In-Depth

Five Steps to Enforcing Your Endpoint Security

Your security policy has to have teeth. Here's how to enforce your endpoint security policy.

The network perimeter is expanding, thanks to technology such as laptops, SSL, VPNs, and wireless access points. However, as useful as those tools are, they also increase the exposure to risk.

With these unprecedented access opportunities, PCs bring viruses, hackers, unpatched software, and unapproved applications into your network easily. Security incidents resulting from any of these threats cost time, money, and your company's reputation—not to mention your personal reputation as an IT professional.

Why is endpoint security posture frequently so poor, despite existing security investments such as antivirus and IDS, and corporate policies concerning patches or unapproved software? The truth is that the value of security policies and technologies is only theoretical if you can't ensure that they're enforced at all times.

To put it bluntly: security policy is all talk unless it has teeth—unless it can enforce compliance. Toothless is useless. Indeed, having a policy without enforcing it is worse than having no policy at all, as your false sense of security can make you complacent.

An Endpoint Policy Framework

The solution is to force compliance with policies as a condition for network access. In fact, that itself is your most fundamental policy. Here are four suggestions for constructing it:

  1. Policy: Only properly configured and secured PCs may access the network.
  2. Objective: Ensure confidentiality, availability, and integrity of endpoints and networks.
  3. Standard: The PC must pass configuration check before and during access.
  4. Guidelines: Leverage existing security and IT investments; maintain IT and end-user productivity.

Regarding the last point (about end-user productivity), keep in mind that remediation is as important as restriction. If you lock a user out, you've secured the network but caused a help-desk incident. You can't "just say no"—you still have to bring the user back into compliance so they can get back to work.

With this policy in place, network access is conditional on the secure state of the endpoint PC. Now you can move on to defining that secure state, and actually enforcing policy on your endpoints.

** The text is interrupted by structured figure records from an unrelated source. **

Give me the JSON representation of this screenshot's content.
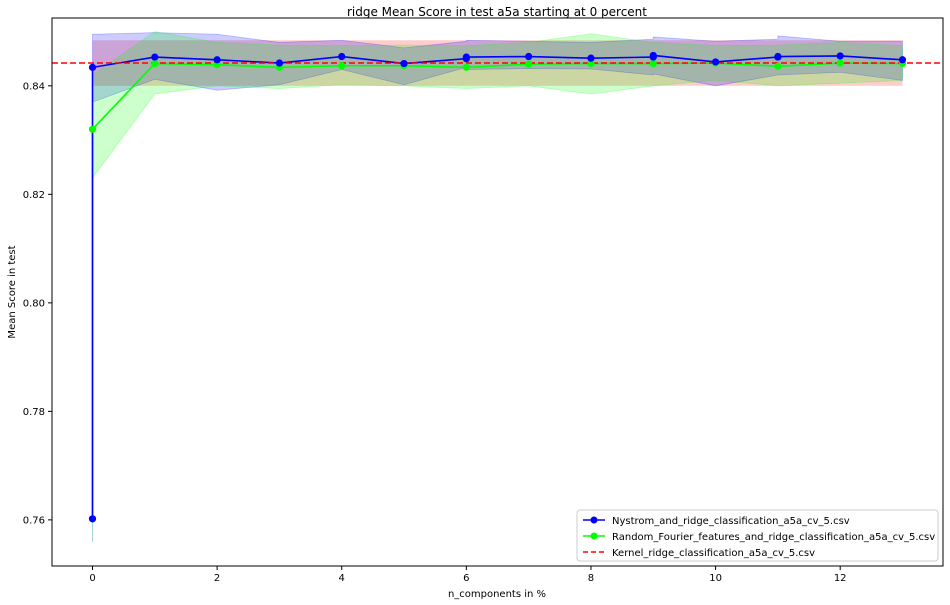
{
  "chart_data": {
    "type": "line",
    "title": "ridge Mean Score in test a5a starting at 0 percent",
    "xlabel": "n_components in %",
    "ylabel": "Mean Score in test",
    "xlim": [
      -0.65,
      13.65
    ],
    "ylim": [
      0.7515,
      0.8525
    ],
    "xticks": [
      0,
      2,
      4,
      6,
      8,
      10,
      12
    ],
    "yticks": [
      0.76,
      0.78,
      0.8,
      0.82,
      0.84
    ],
    "ytick_labels": [
      "0.76",
      "0.78",
      "0.80",
      "0.82",
      "0.84"
    ],
    "legend_position": "bottom-right",
    "grid": false,
    "series": [
      {
        "name": "Nystrom_and_ridge_classification_a5a_cv_5.csv",
        "color": "#0000ff",
        "band_color": "#0000ff",
        "x": [
          0,
          0,
          1,
          2,
          3,
          4,
          5,
          6,
          6,
          7,
          8,
          9,
          9,
          10,
          11,
          11,
          12,
          13
        ],
        "y": [
          0.7602,
          0.8434,
          0.8453,
          0.8448,
          0.8442,
          0.8454,
          0.8441,
          0.845,
          0.8453,
          0.8454,
          0.8451,
          0.8453,
          0.8456,
          0.8444,
          0.8453,
          0.8454,
          0.8455,
          0.8448
        ],
        "lower": [
          0.756,
          0.837,
          0.8412,
          0.8392,
          0.8402,
          0.843,
          0.8402,
          0.8434,
          0.843,
          0.8432,
          0.8431,
          0.842,
          0.8422,
          0.84,
          0.842,
          0.842,
          0.8425,
          0.841
        ],
        "upper": [
          0.764,
          0.8495,
          0.8498,
          0.8495,
          0.848,
          0.8484,
          0.847,
          0.8482,
          0.8484,
          0.8482,
          0.848,
          0.8486,
          0.849,
          0.8482,
          0.8486,
          0.8492,
          0.8482,
          0.8482
        ]
      },
      {
        "name": "Random_Fourier_features_and_ridge_classification_a5a_cv_5.csv",
        "color": "#00ff00",
        "band_color": "#00ff00",
        "x": [
          0,
          0,
          1,
          2,
          3,
          4,
          5,
          6,
          7,
          8,
          9,
          10,
          11,
          12,
          13
        ],
        "y": [
          0.7602,
          0.832,
          0.8441,
          0.8439,
          0.8434,
          0.8437,
          0.8437,
          0.8434,
          0.844,
          0.8441,
          0.8441,
          0.8442,
          0.8436,
          0.8442,
          0.8441
        ],
        "lower": [
          0.756,
          0.823,
          0.8385,
          0.84,
          0.8395,
          0.8402,
          0.84,
          0.8395,
          0.84,
          0.8385,
          0.84,
          0.841,
          0.84,
          0.8405,
          0.841
        ],
        "upper": [
          0.764,
          0.842,
          0.85,
          0.848,
          0.8475,
          0.8474,
          0.8475,
          0.8474,
          0.848,
          0.8496,
          0.848,
          0.8474,
          0.8475,
          0.848,
          0.8474
        ]
      },
      {
        "name": "Kernel_ridge_classification_a5a_cv_5.csv",
        "color": "#ff0000",
        "band_color": "#ff0000",
        "style": "dashed",
        "y": 0.8442,
        "lower": 0.84,
        "upper": 0.8484
      }
    ]
  }
}
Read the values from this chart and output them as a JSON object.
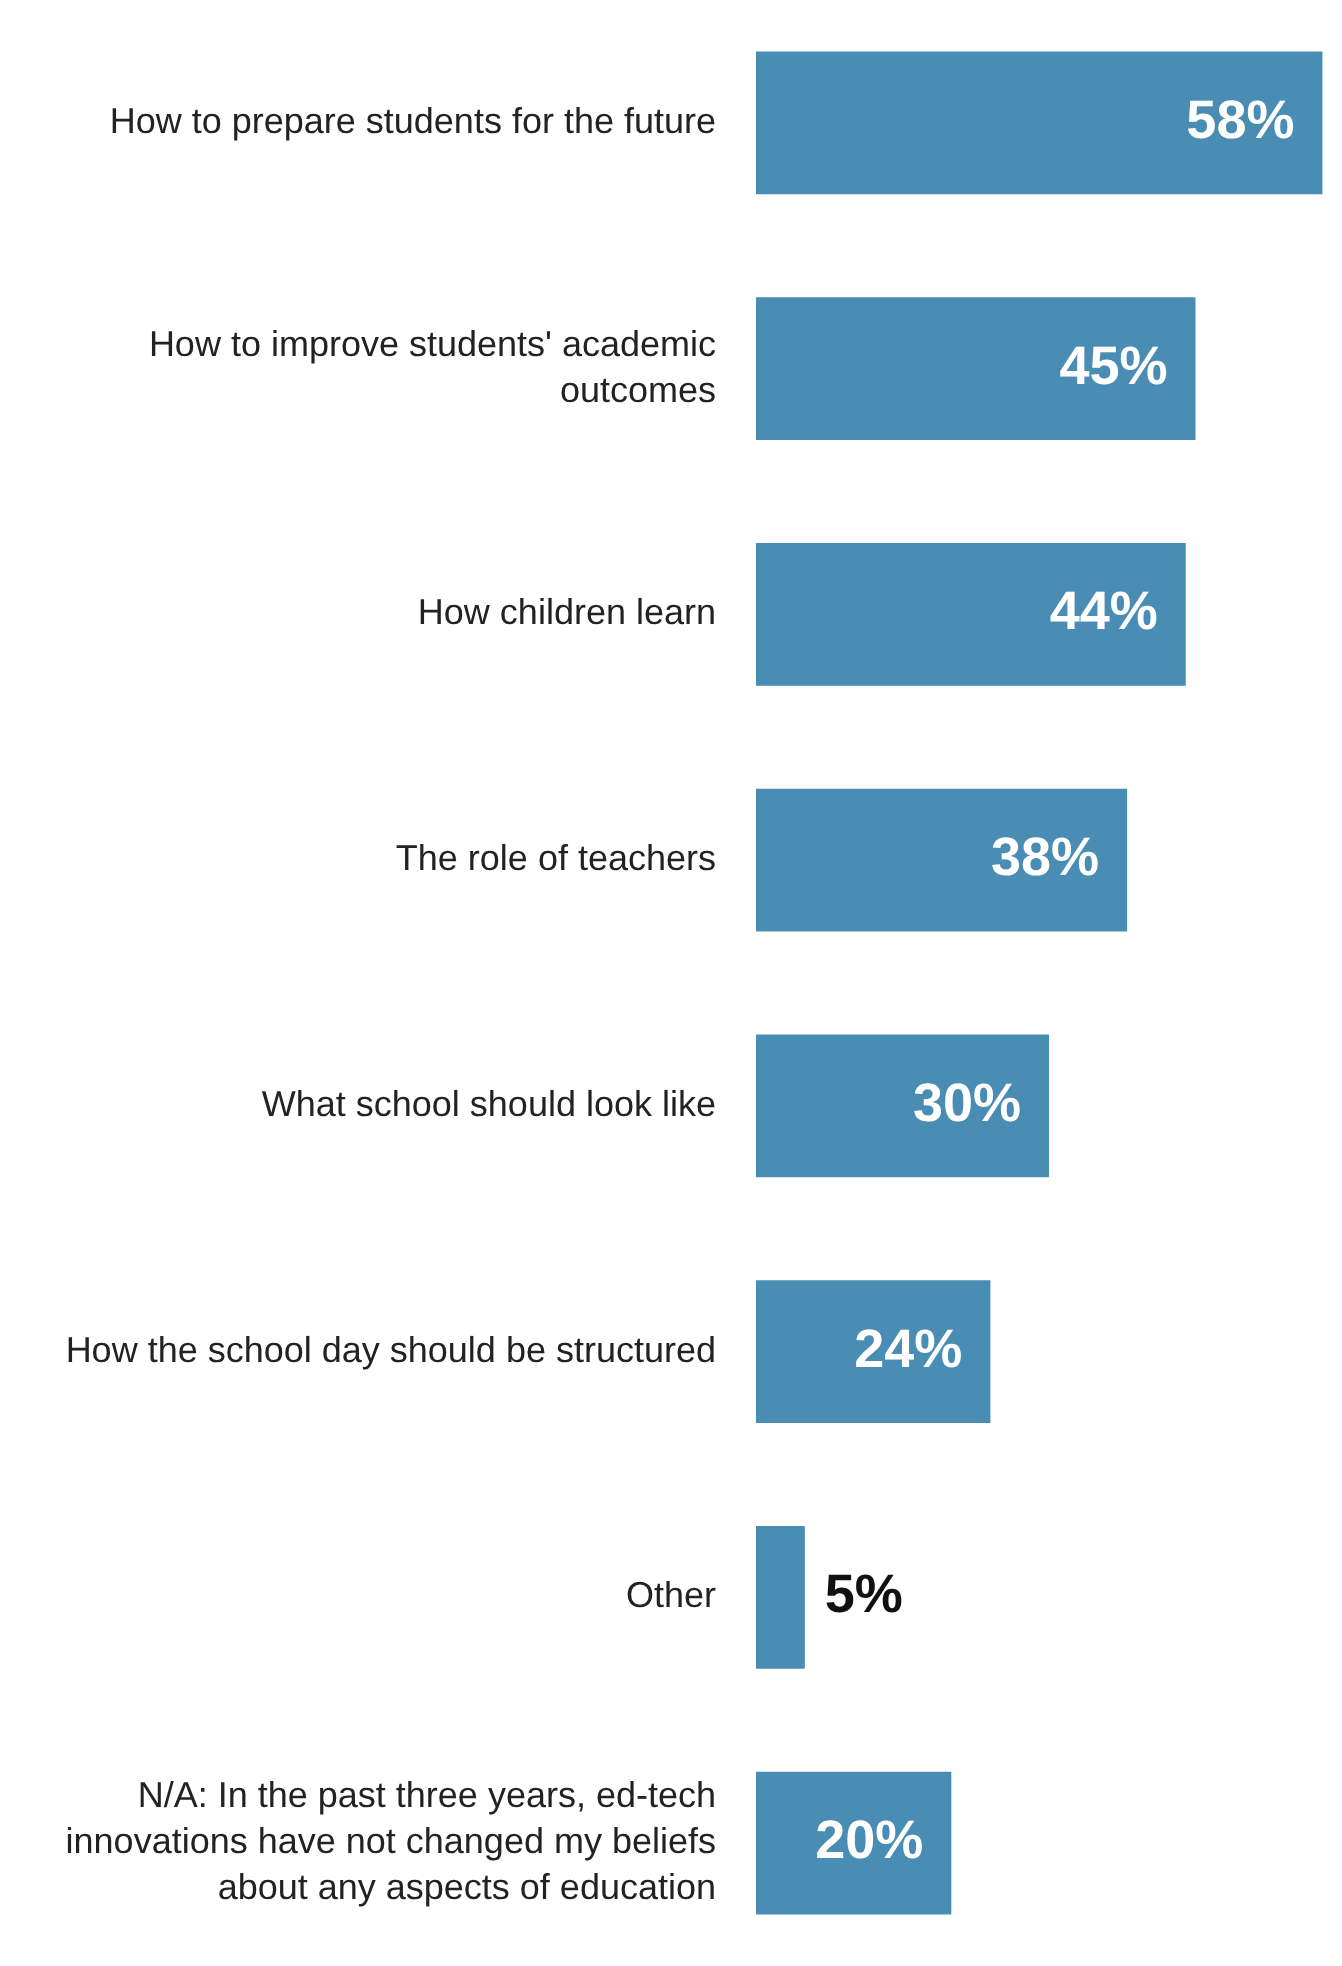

Steps to Endpoint Policy Enforcement

I suggest the following five steps to enforce your endpoint policy:

Step 1. Define the detailed policy. Define what endpoint integrity means for your enterprise. In other words, what specific policy elements do you need to enforce--that there's a functioning endpoint firewall? Up-to-date antivirus? Your initial objective is to reduce risk without IT impact. You don't need to make this definition perfect your first time out; it's an iterative process, as implied in step 5.

Step 2. Select and deploy tools. You'll need to select and deploy a solution that ensures that any endpoint that accesses your network complies with this policy. The solution must have a presence on every endpoint PC so that it can accept a centrally defined security policy, check the PC for compliance with all policy elements, and quarantine out-of-compliance machines until they're brought back into full compliance.

Furthermore, you need a solution that can't be disabled by end users, even if they have local administrative privileges on their PCs.

Finally, choose technology that provides an installed agent and works as an "agentless" solution. For example, solutions exist that dynamically download and run an ActiveX control on any PC that accesses a private network via a Web connection (e.g., SSL VPN or Outlook Web interface). This protects your network from PCs you directly control as well as from guest PCs.

Step 3. Create access rules and implement the restriction mechanism. Whenever possible, leverage your network gateways to restrict access based on integration with your policy enforcement solution. Using a gateway as a chokepoint ensures that the enforcement agent itself is installed and operating. Choose a solution that uses a non-proprietary implementation of an open standard, like 802.1x, to integrate with switches and other network gateways, in order to avoid vendor lock-in.

Step 4. Establish the self-service remediation process. Provide self-service resources for your out-of-compliance users to get back in compliance quickly so they stay productive and don't burden your support staff. The remediation process must be very easy for users to handle on their own, and they need to understand what's happening during remediation so they don't call the help desk. Like your endpoint technology, your remediation solution must itself be secure and unable to be bypassed.

Step 5. Monitor compliance and adjust your policy. Use your tools to check employees' compliance. Is their access often barred due to prohibited applications? Is frequent non-compliance of your mobile sales force due to overly restrictive rules? Security policies evolve and change over time. You'll mandate updated versions of applications, and perhaps you'll allow certain groups greater leeway—say, remote sales engineers who can be trusted with greater responsibility for their PC security.

Whatever policies you create for your unique environment, at least they'll now have bite.

About the Author

Frederick Felman is Vice President of Marketing at Zone Labs and has more than 18 years experience in marketing software and services. During his time with Zone Labs, Mr. Felman launched several key products, helping to define Zone Labs' enterprise product, Zone Labs Integrity.